Of course I accept peace from you, and all who offer it. Thank you. We sorely need more peace in the world.

Echomouse said...

No torch and no Gere? That's just not right.

I agree with sorta defeats the spirit of the torch and olympics if they can't show it en route. I really think they ought to just cancel the China olympics, except the athletes who worked so hard don't deserve that. Wish they'd never picked China to host.

Sometimes Saintly Nick said...

Even with the duplicity, the torch protest was well covered by the media.

Bishop TuTu is, as usual, on target. When a church is more concerned about folks sexual orientation than with poverty, hunger, oppression, genocide, and war, my theology informs me that it has ceased to be the Body of Christ.

Sienna said...

It' is so difficult to contemplate? Does the Olympic Committee think human rights will never be a non issue?

Are we to think Hitler sitting and peacocking himself at the Olympics in Berlin happened, therefore free run for any other atrocity minded behaviour is okay too?

Decent and caring people will always speak out against wrongs...

I am so with the Dalai Lama and brave people of Tibet on this. Kinda (in my mind anyway) like the feeling of sitting down to supper with some one that beats his family.

Did you see Kevin Rudd (our Aussie leader)stand up and tell the Chinese about their shocking violations of human rights toward the Tibet people...(and I think he said it in Mandarin Chinese, which he speaks fluently!)

Message->over and understood!!

I love the decency and humanity of Kevin Rudd's actions (and words) this last 5 months.

AND KD Lang who is over here, that woman has guts!! Caught her after some singing and what she had to say publically (support for Tibet) was so well put, (just peaceful) but heartfelt powerful message..

heartinsanfrancisco said...


No torch, no Richard Gere, no Bishop Tutu. What a rip.

It seems inevitable that someday, China will control the world.

St. Nick,

As soon as a church judges some people to be more acceptable in God's eyes than others, it has ceased to be a legitimate church, in my view.


I envy you your Kevin Rudd. I wish that my country had a leader of intelligence, depth and charisma. Rudd speaks fluent Chinese while Bush doesn't even speak decent English.

kd lang is great!
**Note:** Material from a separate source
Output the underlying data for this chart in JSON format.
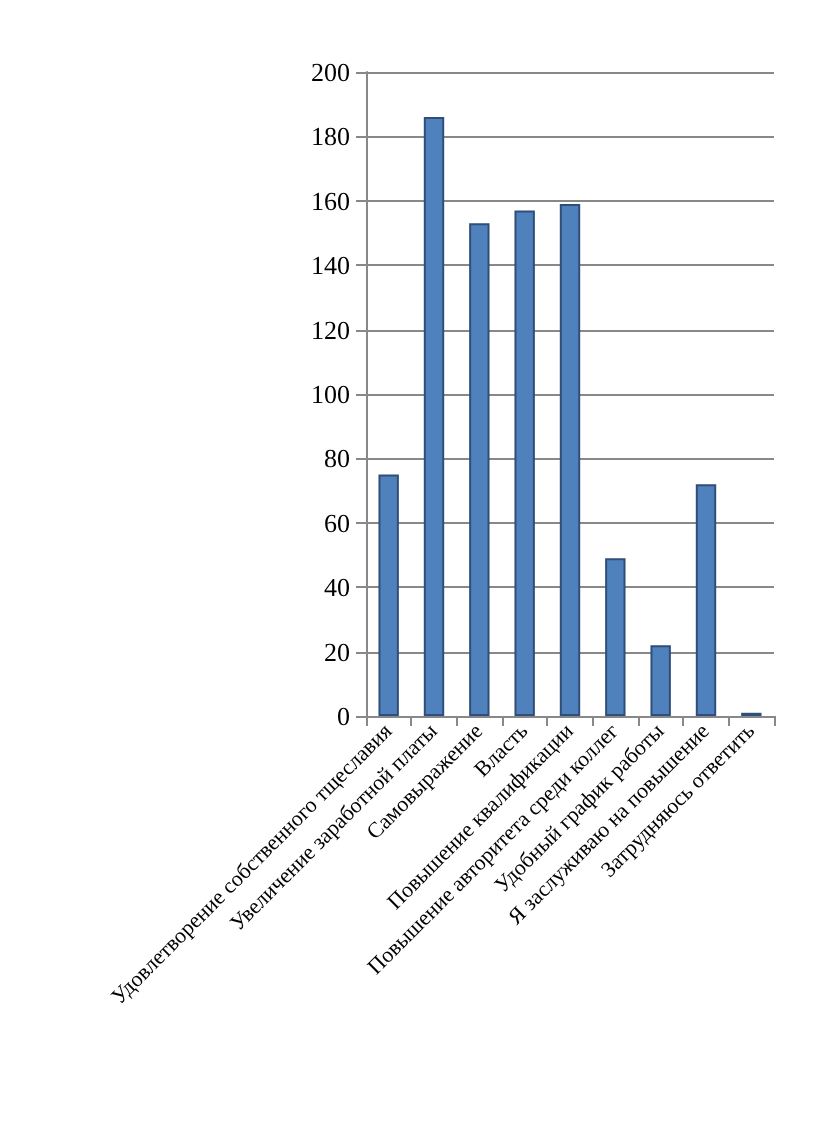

And I like your analogy -- holding the Olympics, which is supposed to symbolize peace and unity, in a country with a notorious history of human rights violations is like sitting down to dinner with a wife-beater.

Angela said...

Deception. Oh, bother.

heartinsanfrancisco said...


I guess deception is a given when anything political is involved.

Anonymous said...

Wonderful images, I am just sorry you weren't given the opportunity to see more so you could photograph more.

Actually, I am more sorry that there had to be a need to protest in the first place.

heartinsanfrancisco said...


It's always a cause for sorrow when there are human rights abuses to protest.

I saw some beautiful faces and that was worth so much more than a silly torch.

Mariposa said...

I could understand if they change the route last minute...but to create a decoy?! Well, it did certainly defeats the purpose! Glad to know that Gere is supporting such initiatives!

Enjoyed your photos!!!

heartinsanfrancisco said...


Richard Gere is a big supporter of Tibet and is a lot more than a pretty face. I would have liked to hear him speak.